Mme Joëlle Garriaud-Maylam interroge Mme la ministre d'État, garde des sceaux, ministre de la justice et des libertés, sur les conditions d'accès des Français de l'étranger à l'aide juridictionnelle.
L'aide juridictionnelle, régie par la loi n°91-647 du 10 juillet 1991, vise à assurer le droit pour chacun d'accéder à la justice, en permettant à des personnes ayant de faibles revenus de bénéficier d'une prise en charge totale ou partielle, par l'État, des honoraires et des frais de justice. Cette aide, accordée sans condition de nationalité (pourvu que l'étranger concerné soit en situation régulière sur le territoire français), peut également bénéficier aux Français de l'étranger dans le cas exclusif où la procédure se déroule en France.
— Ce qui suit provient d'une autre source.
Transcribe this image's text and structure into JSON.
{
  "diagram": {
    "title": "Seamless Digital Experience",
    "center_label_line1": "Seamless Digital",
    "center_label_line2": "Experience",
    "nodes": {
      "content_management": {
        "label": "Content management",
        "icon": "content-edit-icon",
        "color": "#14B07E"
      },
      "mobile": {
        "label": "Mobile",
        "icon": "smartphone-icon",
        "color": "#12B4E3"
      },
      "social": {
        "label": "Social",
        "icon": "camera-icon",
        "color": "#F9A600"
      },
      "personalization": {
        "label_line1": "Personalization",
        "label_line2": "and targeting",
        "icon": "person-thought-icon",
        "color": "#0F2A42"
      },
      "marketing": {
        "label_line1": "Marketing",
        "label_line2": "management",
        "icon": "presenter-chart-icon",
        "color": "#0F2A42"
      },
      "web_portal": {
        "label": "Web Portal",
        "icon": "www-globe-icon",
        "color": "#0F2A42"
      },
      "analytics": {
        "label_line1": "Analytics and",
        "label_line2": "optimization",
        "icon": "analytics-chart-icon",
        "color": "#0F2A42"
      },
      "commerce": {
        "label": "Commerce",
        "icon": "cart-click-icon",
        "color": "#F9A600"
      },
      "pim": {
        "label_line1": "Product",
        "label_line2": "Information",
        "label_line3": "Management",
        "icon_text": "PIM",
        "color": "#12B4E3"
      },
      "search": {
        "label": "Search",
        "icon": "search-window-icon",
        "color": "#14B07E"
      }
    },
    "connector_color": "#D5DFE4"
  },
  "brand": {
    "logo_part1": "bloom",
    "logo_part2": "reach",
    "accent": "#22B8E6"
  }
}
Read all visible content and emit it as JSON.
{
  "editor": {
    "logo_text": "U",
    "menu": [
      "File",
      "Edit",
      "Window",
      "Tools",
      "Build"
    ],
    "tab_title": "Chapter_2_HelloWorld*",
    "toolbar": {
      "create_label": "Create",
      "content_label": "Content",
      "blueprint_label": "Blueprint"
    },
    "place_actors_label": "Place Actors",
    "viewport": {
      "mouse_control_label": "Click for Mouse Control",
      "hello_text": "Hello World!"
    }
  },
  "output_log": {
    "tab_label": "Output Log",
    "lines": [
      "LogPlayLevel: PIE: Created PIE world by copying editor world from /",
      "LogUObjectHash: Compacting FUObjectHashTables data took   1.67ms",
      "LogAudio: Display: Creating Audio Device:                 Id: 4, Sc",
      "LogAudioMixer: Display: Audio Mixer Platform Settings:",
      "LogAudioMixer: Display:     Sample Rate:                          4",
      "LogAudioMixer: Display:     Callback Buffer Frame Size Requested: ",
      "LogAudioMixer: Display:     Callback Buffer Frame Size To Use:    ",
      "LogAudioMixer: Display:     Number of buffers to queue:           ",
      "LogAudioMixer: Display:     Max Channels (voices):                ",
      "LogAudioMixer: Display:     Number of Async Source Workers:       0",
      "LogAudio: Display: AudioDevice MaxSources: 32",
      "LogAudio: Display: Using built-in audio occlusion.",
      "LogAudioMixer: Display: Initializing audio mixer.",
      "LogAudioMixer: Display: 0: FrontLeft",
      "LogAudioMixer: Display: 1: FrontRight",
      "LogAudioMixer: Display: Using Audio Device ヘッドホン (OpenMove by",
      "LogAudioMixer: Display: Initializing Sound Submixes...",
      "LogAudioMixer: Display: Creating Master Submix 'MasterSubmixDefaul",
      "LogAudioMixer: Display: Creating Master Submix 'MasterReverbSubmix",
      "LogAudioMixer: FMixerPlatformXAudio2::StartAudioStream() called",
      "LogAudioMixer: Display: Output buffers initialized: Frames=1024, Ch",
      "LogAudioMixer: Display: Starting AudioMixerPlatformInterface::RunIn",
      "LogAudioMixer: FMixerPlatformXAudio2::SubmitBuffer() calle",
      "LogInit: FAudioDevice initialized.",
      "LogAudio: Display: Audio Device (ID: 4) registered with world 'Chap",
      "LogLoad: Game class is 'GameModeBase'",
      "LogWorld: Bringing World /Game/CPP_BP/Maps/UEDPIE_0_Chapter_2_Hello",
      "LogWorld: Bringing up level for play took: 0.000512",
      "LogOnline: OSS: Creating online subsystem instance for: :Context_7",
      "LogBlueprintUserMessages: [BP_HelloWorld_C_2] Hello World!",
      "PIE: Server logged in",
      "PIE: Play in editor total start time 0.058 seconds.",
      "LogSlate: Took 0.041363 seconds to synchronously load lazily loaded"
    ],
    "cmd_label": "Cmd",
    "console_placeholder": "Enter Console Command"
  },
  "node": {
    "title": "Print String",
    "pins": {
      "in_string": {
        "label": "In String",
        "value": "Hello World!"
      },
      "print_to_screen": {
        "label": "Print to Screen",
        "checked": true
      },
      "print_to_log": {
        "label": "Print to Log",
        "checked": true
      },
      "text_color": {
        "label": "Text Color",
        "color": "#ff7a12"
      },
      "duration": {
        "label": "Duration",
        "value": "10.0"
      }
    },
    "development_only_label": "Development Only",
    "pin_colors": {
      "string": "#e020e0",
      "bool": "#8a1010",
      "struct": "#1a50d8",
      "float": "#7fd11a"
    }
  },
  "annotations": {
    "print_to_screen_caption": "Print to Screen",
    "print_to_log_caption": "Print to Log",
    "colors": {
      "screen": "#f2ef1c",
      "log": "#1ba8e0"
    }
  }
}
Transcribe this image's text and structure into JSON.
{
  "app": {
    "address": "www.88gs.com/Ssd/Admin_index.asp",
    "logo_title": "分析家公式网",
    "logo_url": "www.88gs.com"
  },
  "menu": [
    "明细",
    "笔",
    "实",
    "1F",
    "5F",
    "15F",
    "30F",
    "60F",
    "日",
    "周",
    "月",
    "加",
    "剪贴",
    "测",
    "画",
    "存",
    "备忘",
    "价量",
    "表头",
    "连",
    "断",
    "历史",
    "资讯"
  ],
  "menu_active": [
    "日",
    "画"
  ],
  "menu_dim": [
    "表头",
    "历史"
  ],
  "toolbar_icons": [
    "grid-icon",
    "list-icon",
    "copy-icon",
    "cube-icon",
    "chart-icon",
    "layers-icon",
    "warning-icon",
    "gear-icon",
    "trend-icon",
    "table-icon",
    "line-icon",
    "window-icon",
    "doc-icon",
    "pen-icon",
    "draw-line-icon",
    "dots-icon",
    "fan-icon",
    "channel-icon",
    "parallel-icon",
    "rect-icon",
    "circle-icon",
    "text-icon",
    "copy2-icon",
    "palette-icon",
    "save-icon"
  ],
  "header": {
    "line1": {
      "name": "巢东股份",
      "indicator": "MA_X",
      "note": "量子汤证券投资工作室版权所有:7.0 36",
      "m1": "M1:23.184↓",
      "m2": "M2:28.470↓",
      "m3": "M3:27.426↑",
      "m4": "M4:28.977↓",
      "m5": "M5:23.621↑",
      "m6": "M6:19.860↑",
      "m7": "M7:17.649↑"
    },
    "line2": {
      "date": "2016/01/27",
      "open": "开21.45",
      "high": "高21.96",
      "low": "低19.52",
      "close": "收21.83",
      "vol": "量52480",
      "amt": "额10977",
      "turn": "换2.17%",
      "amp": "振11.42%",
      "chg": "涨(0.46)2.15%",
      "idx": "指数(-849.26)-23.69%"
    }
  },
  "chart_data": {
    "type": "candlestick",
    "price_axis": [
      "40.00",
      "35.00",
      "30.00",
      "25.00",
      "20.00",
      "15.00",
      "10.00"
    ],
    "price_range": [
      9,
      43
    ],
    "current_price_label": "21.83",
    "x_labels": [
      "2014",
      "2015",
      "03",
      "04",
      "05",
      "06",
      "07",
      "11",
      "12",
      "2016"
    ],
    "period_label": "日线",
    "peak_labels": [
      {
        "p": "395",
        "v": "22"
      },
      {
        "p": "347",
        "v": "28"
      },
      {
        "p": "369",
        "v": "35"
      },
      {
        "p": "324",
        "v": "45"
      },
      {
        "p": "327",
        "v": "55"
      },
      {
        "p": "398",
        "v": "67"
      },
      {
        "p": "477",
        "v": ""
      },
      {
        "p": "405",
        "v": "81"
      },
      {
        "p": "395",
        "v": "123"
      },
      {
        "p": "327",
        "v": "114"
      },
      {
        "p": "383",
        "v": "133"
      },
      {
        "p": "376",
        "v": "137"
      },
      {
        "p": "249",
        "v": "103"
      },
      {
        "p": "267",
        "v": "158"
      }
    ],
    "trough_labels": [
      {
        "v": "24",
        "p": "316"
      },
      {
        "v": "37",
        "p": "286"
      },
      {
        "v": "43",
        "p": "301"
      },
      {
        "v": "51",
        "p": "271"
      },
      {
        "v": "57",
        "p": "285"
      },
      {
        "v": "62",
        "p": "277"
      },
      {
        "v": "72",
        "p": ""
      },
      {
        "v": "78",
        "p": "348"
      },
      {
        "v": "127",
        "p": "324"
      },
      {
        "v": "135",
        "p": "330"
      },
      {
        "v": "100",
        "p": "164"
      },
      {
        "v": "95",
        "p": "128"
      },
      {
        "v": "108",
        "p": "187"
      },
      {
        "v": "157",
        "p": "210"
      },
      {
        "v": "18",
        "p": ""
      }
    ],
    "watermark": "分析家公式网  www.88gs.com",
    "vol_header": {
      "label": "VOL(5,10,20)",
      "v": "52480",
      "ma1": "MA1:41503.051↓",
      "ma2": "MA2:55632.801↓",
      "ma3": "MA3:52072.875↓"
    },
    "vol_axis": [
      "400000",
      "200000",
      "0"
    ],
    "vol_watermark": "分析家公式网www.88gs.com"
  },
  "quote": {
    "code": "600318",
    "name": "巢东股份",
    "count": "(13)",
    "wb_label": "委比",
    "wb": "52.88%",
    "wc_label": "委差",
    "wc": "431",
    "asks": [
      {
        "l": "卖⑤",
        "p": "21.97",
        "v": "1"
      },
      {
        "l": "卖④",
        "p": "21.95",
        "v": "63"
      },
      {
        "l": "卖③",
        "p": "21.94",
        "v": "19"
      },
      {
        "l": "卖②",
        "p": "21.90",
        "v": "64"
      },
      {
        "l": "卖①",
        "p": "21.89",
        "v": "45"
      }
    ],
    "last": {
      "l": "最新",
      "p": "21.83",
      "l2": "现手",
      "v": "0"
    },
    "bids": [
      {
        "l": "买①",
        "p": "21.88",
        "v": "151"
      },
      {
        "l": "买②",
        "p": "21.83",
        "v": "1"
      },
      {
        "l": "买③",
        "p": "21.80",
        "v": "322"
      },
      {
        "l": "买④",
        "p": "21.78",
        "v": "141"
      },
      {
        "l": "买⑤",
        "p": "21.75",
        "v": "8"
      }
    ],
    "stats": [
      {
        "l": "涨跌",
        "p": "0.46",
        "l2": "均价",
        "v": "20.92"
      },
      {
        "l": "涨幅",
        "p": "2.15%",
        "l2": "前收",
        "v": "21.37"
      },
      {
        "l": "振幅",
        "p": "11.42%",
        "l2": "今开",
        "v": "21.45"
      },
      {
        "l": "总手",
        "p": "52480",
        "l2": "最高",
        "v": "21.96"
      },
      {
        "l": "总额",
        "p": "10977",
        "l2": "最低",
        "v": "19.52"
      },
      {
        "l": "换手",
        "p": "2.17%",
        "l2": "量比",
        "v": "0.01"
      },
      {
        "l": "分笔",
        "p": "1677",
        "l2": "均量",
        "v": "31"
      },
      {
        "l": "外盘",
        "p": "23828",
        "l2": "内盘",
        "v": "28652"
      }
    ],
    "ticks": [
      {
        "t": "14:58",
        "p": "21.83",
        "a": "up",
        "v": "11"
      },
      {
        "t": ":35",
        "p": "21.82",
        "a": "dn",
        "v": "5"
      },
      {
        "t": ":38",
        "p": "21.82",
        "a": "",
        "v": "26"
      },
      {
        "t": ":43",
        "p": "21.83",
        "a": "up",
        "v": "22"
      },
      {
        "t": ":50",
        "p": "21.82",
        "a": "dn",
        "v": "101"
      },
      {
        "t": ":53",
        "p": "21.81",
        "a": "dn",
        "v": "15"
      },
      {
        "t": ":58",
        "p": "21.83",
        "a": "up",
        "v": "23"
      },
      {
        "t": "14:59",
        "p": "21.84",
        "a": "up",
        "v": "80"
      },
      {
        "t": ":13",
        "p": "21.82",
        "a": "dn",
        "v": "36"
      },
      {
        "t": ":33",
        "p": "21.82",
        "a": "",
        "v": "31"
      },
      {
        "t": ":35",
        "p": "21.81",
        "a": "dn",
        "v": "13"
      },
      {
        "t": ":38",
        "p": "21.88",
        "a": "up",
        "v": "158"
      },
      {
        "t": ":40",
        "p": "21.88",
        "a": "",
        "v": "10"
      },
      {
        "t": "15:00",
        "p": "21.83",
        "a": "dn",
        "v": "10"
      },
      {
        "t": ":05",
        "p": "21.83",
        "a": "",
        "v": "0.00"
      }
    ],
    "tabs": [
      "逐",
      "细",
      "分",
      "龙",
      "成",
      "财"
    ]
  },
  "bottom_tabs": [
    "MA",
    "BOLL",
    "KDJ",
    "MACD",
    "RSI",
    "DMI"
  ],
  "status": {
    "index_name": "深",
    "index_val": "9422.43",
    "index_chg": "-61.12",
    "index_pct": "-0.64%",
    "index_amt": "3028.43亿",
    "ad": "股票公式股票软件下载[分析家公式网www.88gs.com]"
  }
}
Le versement de l'aide est soumis à des conditions de ressources fixées par la loi et réévaluées chaque année. Pour 2010, le plafond de ressources mensuelles était de 915 € pour bénéficier de l'aide juridictionnelle totale et de 1 372 € pour accéder à l'aide juridictionnelle partielle.
L'article 4 alinéa 5 de la loi n°91-647 du 10 juillet 1991 dispose que «pour les Français établis hors de France, les plafonds prévus par le premier alinéa sont établis par décret en Conseil d'État après avis de la commission permanente pour la protection sociale des Français de l'étranger ». Toutefois, d'après l'article 1er du décret d'application n° 93-192 du 8 février 1993, les plafonds prévus par l'article 4 de la loi susvisée s'appliquent également aux Français établis hors de France.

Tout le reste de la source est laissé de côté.